How science fiction is connected to technology When we watch a science fiction film, we also see a narrative concerning the movies themselves - concerning how our technology can impact on humanity, how our technology and rationality impinges on our world, how our technology might point beyond our normal sense of reality. Thus the science fiction cinema invariably betrays a thoroughly reflexive character. The genre appears to be about the movies precisely because of the ways in which its reliance on special effects implicates both the technology of film and the typical concern of most popular narratives with achieving a transparent realism.
Science fiction serves a unique niche in a technological culture, exploring the future relationship between technology and society conditions of rapid change in both areas. Similar to all popular culture forms, science fiction films both reflect and reinforce prevailing belief systems. Here, fears of technology marching out of control, of machines controlling man reach their apex. Furthermore, visions of technological potential rapidly outstrip the boundaries of contemporary scientific knowledge.

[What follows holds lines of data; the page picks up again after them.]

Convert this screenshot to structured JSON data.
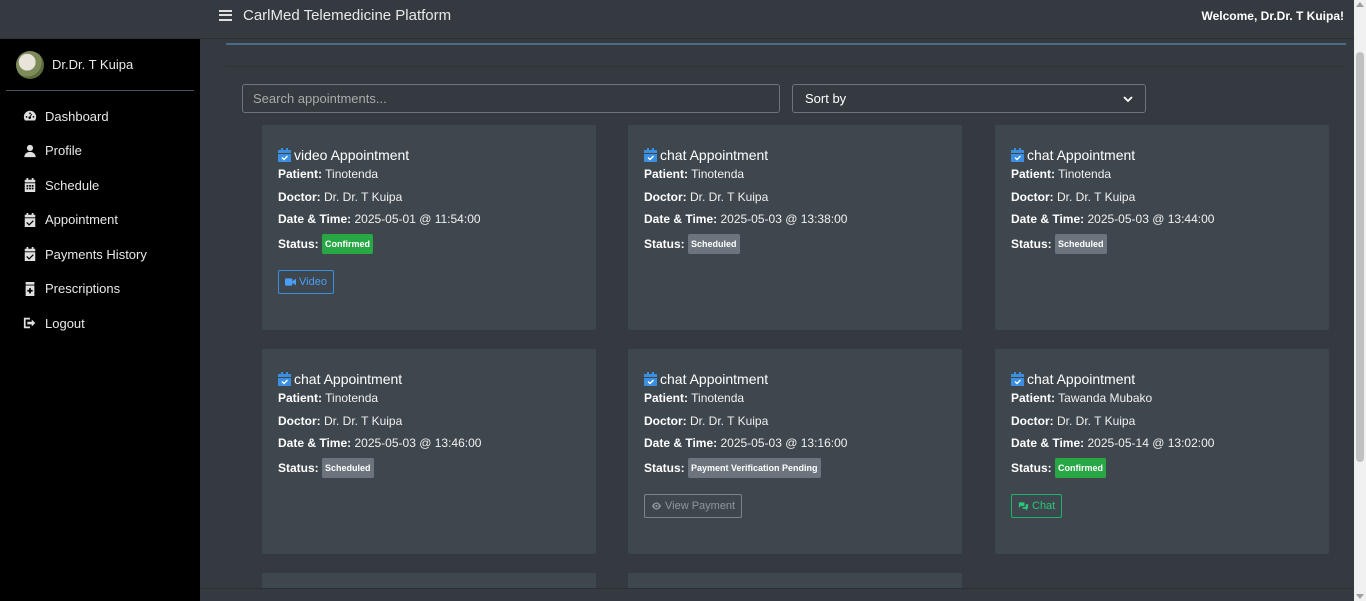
{
  "header": {
    "app_title": "CarlMed Telemedicine Platform",
    "welcome": "Welcome, Dr.Dr. T Kuipa!"
  },
  "sidebar": {
    "user_name": "Dr.Dr. T Kuipa",
    "items": [
      {
        "label": "Dashboard",
        "icon": "dashboard-gauge-icon"
      },
      {
        "label": "Profile",
        "icon": "user-icon"
      },
      {
        "label": "Schedule",
        "icon": "calendar-icon"
      },
      {
        "label": "Appointment",
        "icon": "calendar-check-icon"
      },
      {
        "label": "Payments History",
        "icon": "calendar-check-icon"
      },
      {
        "label": "Prescriptions",
        "icon": "prescription-icon"
      },
      {
        "label": "Logout",
        "icon": "logout-icon"
      }
    ]
  },
  "filters": {
    "search_placeholder": "Search appointments...",
    "sort_label": "Sort by"
  },
  "labels": {
    "patient": "Patient:",
    "doctor": "Doctor:",
    "datetime": "Date & Time:",
    "status": "Status:"
  },
  "colors": {
    "accent_blue": "#3b8ee0",
    "confirmed_green": "#28a745",
    "scheduled_gray": "#6c757d"
  },
  "appointments": [
    {
      "title": "video Appointment",
      "patient": "Tinotenda",
      "doctor": "Dr. Dr. T Kuipa",
      "datetime": "2025-05-01 @ 11:54:00",
      "status": "Confirmed",
      "action": "Video"
    },
    {
      "title": "chat Appointment",
      "patient": "Tinotenda",
      "doctor": "Dr. Dr. T Kuipa",
      "datetime": "2025-05-03 @ 13:38:00",
      "status": "Scheduled",
      "action": ""
    },
    {
      "title": "chat Appointment",
      "patient": "Tinotenda",
      "doctor": "Dr. Dr. T Kuipa",
      "datetime": "2025-05-03 @ 13:44:00",
      "status": "Scheduled",
      "action": ""
    },
    {
      "title": "chat Appointment",
      "patient": "Tinotenda",
      "doctor": "Dr. Dr. T Kuipa",
      "datetime": "2025-05-03 @ 13:46:00",
      "status": "Scheduled",
      "action": ""
    },
    {
      "title": "chat Appointment",
      "patient": "Tinotenda",
      "doctor": "Dr. Dr. T Kuipa",
      "datetime": "2025-05-03 @ 13:16:00",
      "status": "Payment Verification Pending",
      "action": "View Payment"
    },
    {
      "title": "chat Appointment",
      "patient": "Tawanda Mubako",
      "doctor": "Dr. Dr. T Kuipa",
      "datetime": "2025-05-14 @ 13:02:00",
      "status": "Confirmed",
      "action": "Chat"
    }
  ]
}
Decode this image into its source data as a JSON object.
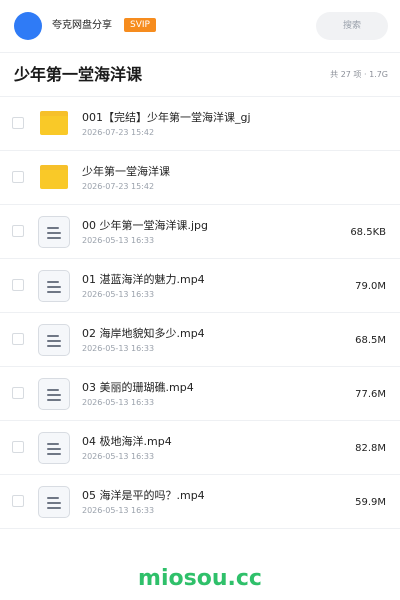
{
  "header": {
    "app_name": "夸克网盘分享",
    "vip_badge": "SVIP",
    "search_placeholder": "搜索"
  },
  "folder": {
    "title": "少年第一堂海洋课",
    "meta": "共 27 项 · 1.7G"
  },
  "items": [
    {
      "name": "001【完结】少年第一堂海洋课_gj",
      "date": "2026-07-23 15:42",
      "size": "",
      "type": "folder"
    },
    {
      "name": "少年第一堂海洋课",
      "date": "2026-07-23 15:42",
      "size": "",
      "type": "folder"
    },
    {
      "name": "00 少年第一堂海洋课.jpg",
      "date": "2026-05-13 16:33",
      "size": "68.5KB",
      "type": "file"
    },
    {
      "name": "01 湛蓝海洋的魅力.mp4",
      "date": "2026-05-13 16:33",
      "size": "79.0M",
      "type": "file"
    },
    {
      "name": "02 海岸地貌知多少.mp4",
      "date": "2026-05-13 16:33",
      "size": "68.5M",
      "type": "file"
    },
    {
      "name": "03 美丽的珊瑚礁.mp4",
      "date": "2026-05-13 16:33",
      "size": "77.6M",
      "type": "file"
    },
    {
      "name": "04 极地海洋.mp4",
      "date": "2026-05-13 16:33",
      "size": "82.8M",
      "type": "file"
    },
    {
      "name": "05 海洋是平的吗？.mp4",
      "date": "2026-05-13 16:33",
      "size": "59.9M",
      "type": "file"
    }
  ],
  "watermark": "miosou.cc",
  "colors": {
    "accent": "#2f7bf6",
    "vip": "#f68c1e",
    "folder": "#f9c928",
    "watermark": "#2fc06a"
  }
}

We find that intelligent computers in science fiction film have personalities, gender as well as free will; they act independently and in their own interests; they often trample on human values (Loukides & Fuller, 1993 p. 207). The relationship between science fiction and special effects The relationship between special effects and science fiction is a key historical figure. This is because the investigation of special effects brings together two different methodological and chronological lines of inquiry: the first, historical and contextual; and the second, critical and futurological.
On one hand, it is concerned with identifying, organizing, and interpreting the kind of primary, archival material that might count as evidence of the way that the cultural reception of special effects has been shaped by cultures of connoisseurship, appreciation and fandom. Special effects acquire significance for culture by becoming objects of scientific curiosity, aesthetic appreciation or even vocational inspiration (Pierson, 2002 p. 3). The use of Computer-Generated Imagery (CGI) to generate special effects in films has received a lot of critical attention across a range of perspectives.

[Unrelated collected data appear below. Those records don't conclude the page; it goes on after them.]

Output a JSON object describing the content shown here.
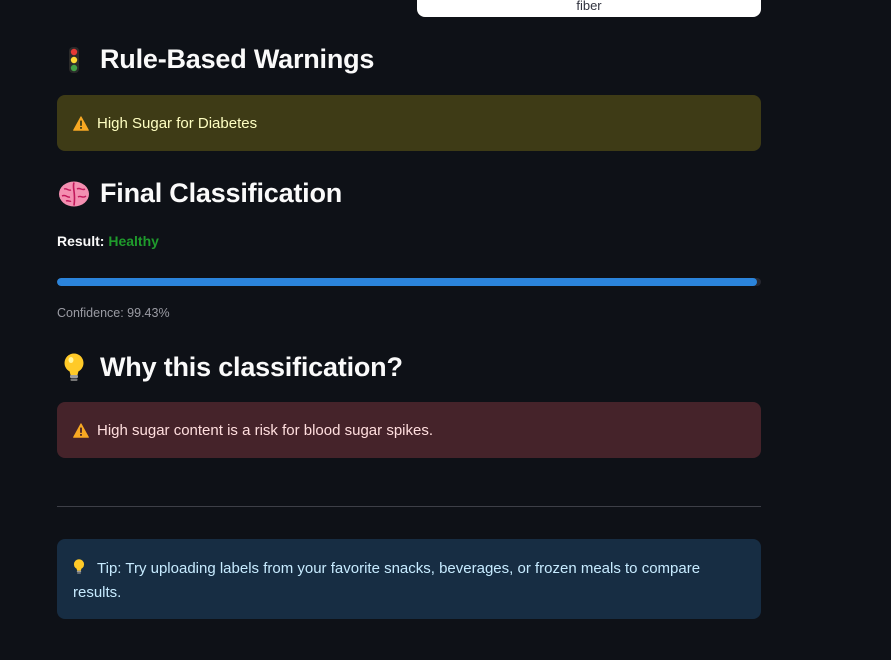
{
  "top_card": {
    "text": "fiber"
  },
  "warnings_section": {
    "emoji": "traffic-light-icon",
    "title": "Rule-Based Warnings",
    "warnings": [
      {
        "icon": "warning-icon",
        "text": "High Sugar for Diabetes"
      }
    ]
  },
  "classification_section": {
    "emoji": "brain-icon",
    "title": "Final Classification",
    "result_label": "Result:",
    "result_value": "Healthy",
    "confidence_fraction": 0.9943,
    "confidence_text": "Confidence: 99.43%"
  },
  "why_section": {
    "emoji": "lightbulb-icon",
    "title": "Why this classification?",
    "reasons": [
      {
        "icon": "warning-icon",
        "text": "High sugar content is a risk for blood sugar spikes."
      }
    ]
  },
  "tip": {
    "icon": "lightbulb-icon",
    "text": "Tip: Try uploading labels from your favorite snacks, beverages, or frozen meals to compare results."
  },
  "colors": {
    "background": "#0e1117",
    "success_text": "#1f9b2c",
    "progress_fill": "#2b84db",
    "warning_bg": "#3e3b16",
    "error_bg": "#45232a",
    "info_bg": "#172d43"
  }
}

Cinematic special effects put the display of the digital artifact or CGI at the center of the entertainment experience. Most of the work done today is directed on science fiction cinema, exploring the role of special effects in the construction of imagined futures, like in debates concerning the tension between narrative and special effects in the sci-fi movie, and of the role of effects in producing the experience of sci-fi viewing. Thus sci-fi films are all about CGs, with filmic narrative basically shaped around key effects sequences – producing an experience of ‘marvel at the abilities of the medium itself’ analogous to the experience of technological marvel in cyber-medicine.

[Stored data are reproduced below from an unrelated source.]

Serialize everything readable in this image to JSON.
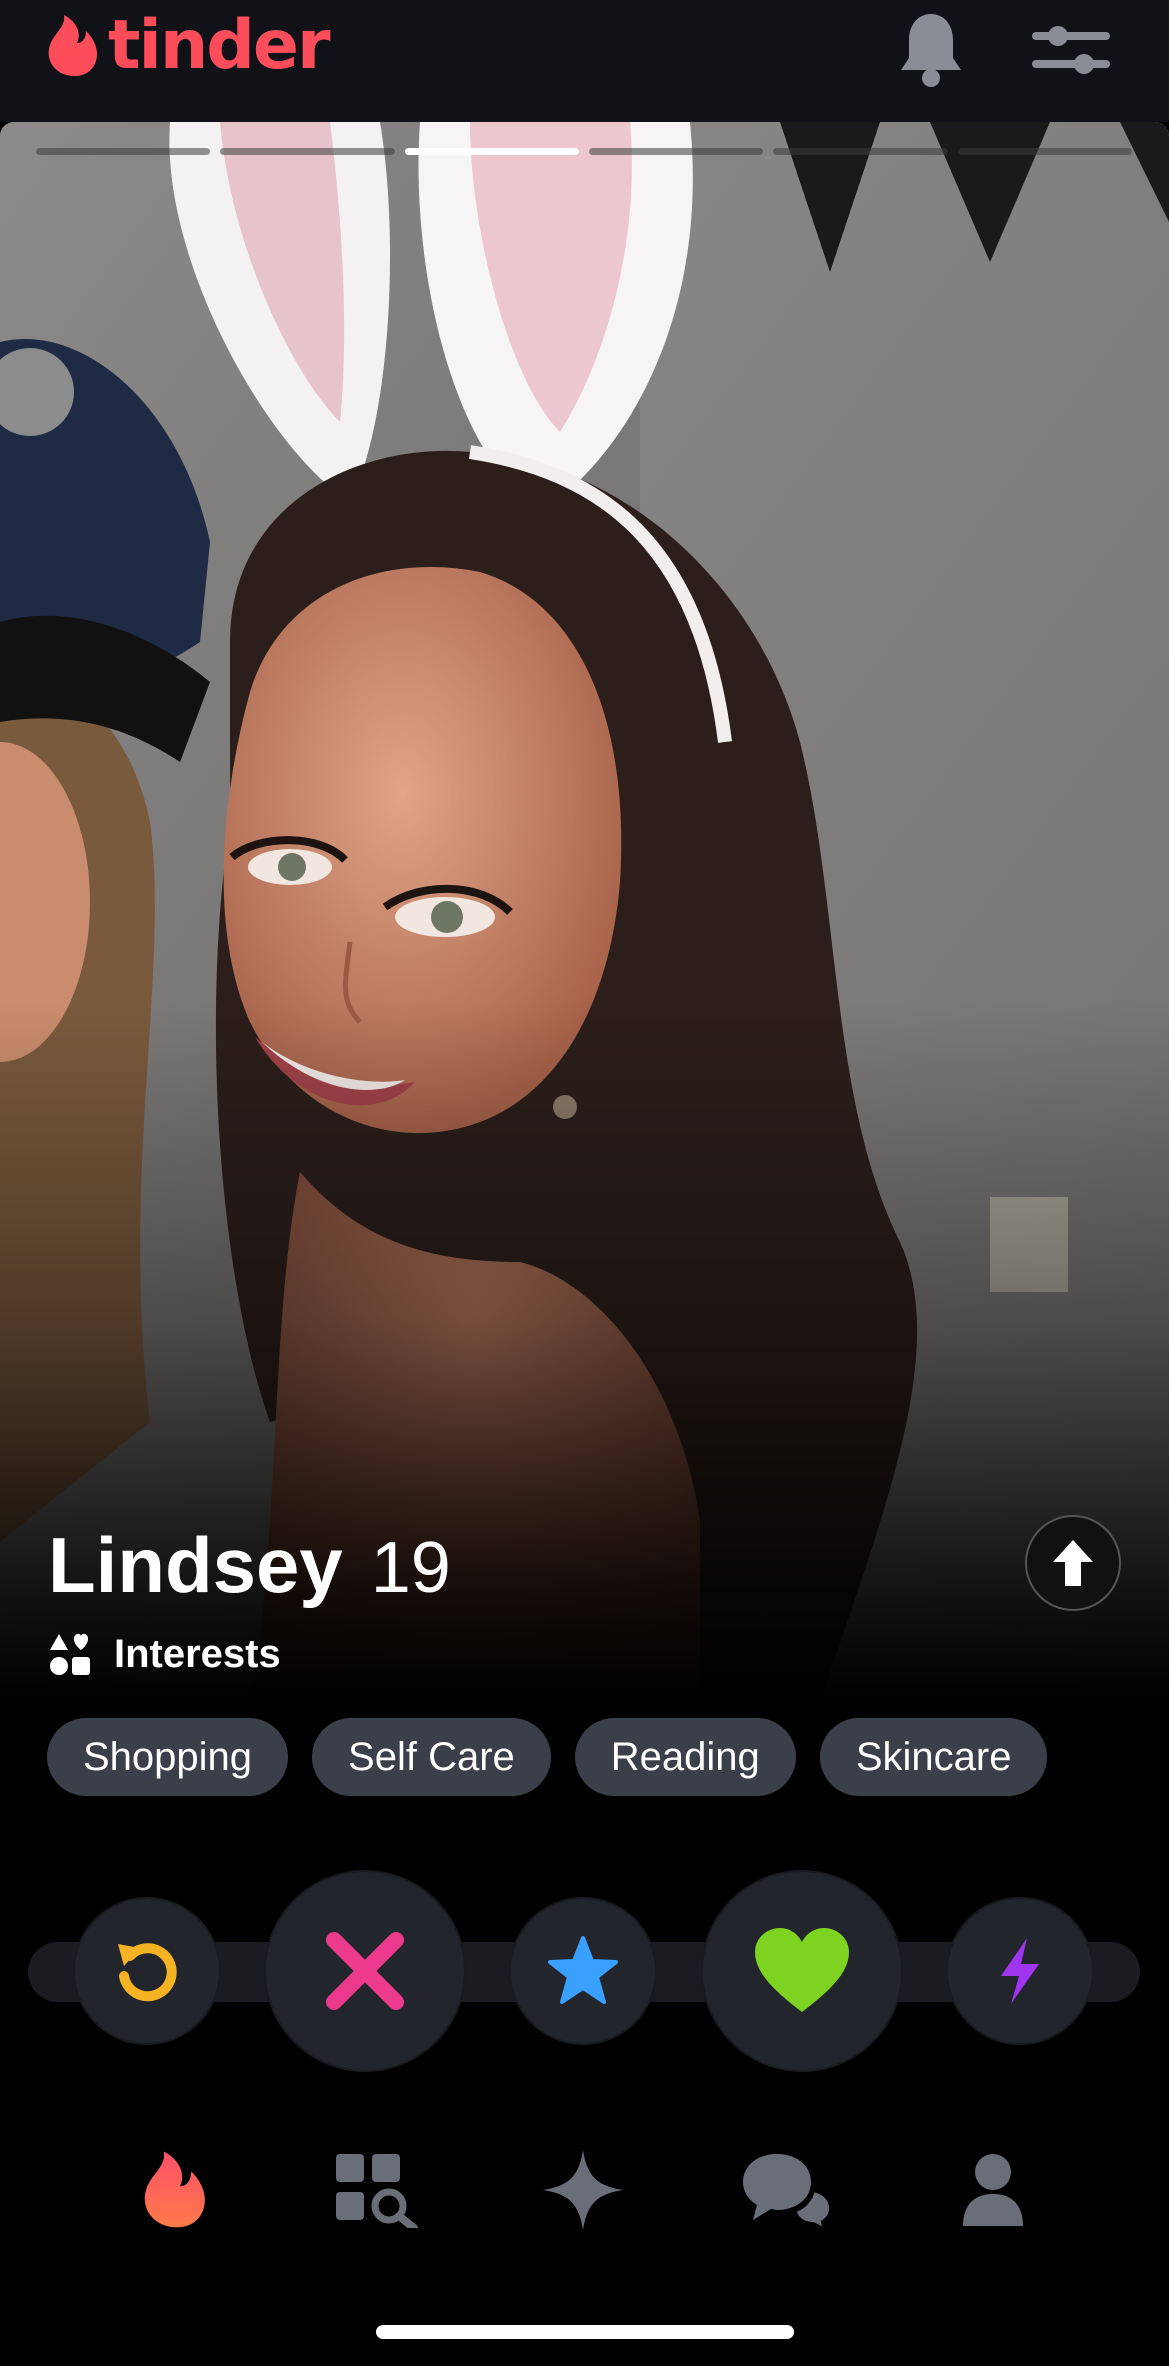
{
  "app": {
    "logo_text": "tinder",
    "brand_color": "#fd4d5b"
  },
  "header": {
    "icons": [
      "bell-icon",
      "filter-sliders-icon"
    ]
  },
  "photo": {
    "total": 6,
    "current_index": 3
  },
  "profile": {
    "name": "Lindsey",
    "age": "19",
    "interests_label": "Interests",
    "interests": [
      "Shopping",
      "Self Care",
      "Reading",
      "Skincare"
    ]
  },
  "actions": [
    "rewind-icon",
    "nope-x-icon",
    "super-like-star-icon",
    "like-heart-icon",
    "boost-bolt-icon"
  ],
  "bottom_nav": [
    "flame-icon",
    "explore-grid-icon",
    "sparkle-icon",
    "chat-bubbles-icon",
    "profile-icon"
  ],
  "colors": {
    "rewind": "#f5b324",
    "nope": "#ec3a8c",
    "super_like": "#3aa0ff",
    "like": "#7ed321",
    "boost": "#a035ef",
    "background": "#000000",
    "chip": "#3b3f4a"
  }
}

Thus the CGI in sci-fi plays a double marvel: marvel at the future it depicts, and marvel at the technologies used in that act of depiction. Apart from representing the techno-scientific wonders demanded by science fiction narratives, they are also representations of the techno-scientific achievements of the filmmaking and special effects industries to cinema audiences (Bell, 2002 p. 60). There is a significant tension in the way we consume special effects. A significant dimension of anything considered to be a good special effect is that it enables us to take it for reality of some kind – to suspend disbelief and to enable us to put to the back of our minds for the moment the fact that we are watching a product of special effect.
The main function of special effects is top serve the narrative purposes, to make possible the images called for by the narrative. A story set on a fantastic imaginary planet requires effects that can create compelling images of a strange terrain; terrifying or wonderful aliens make similar demands on the special effects department.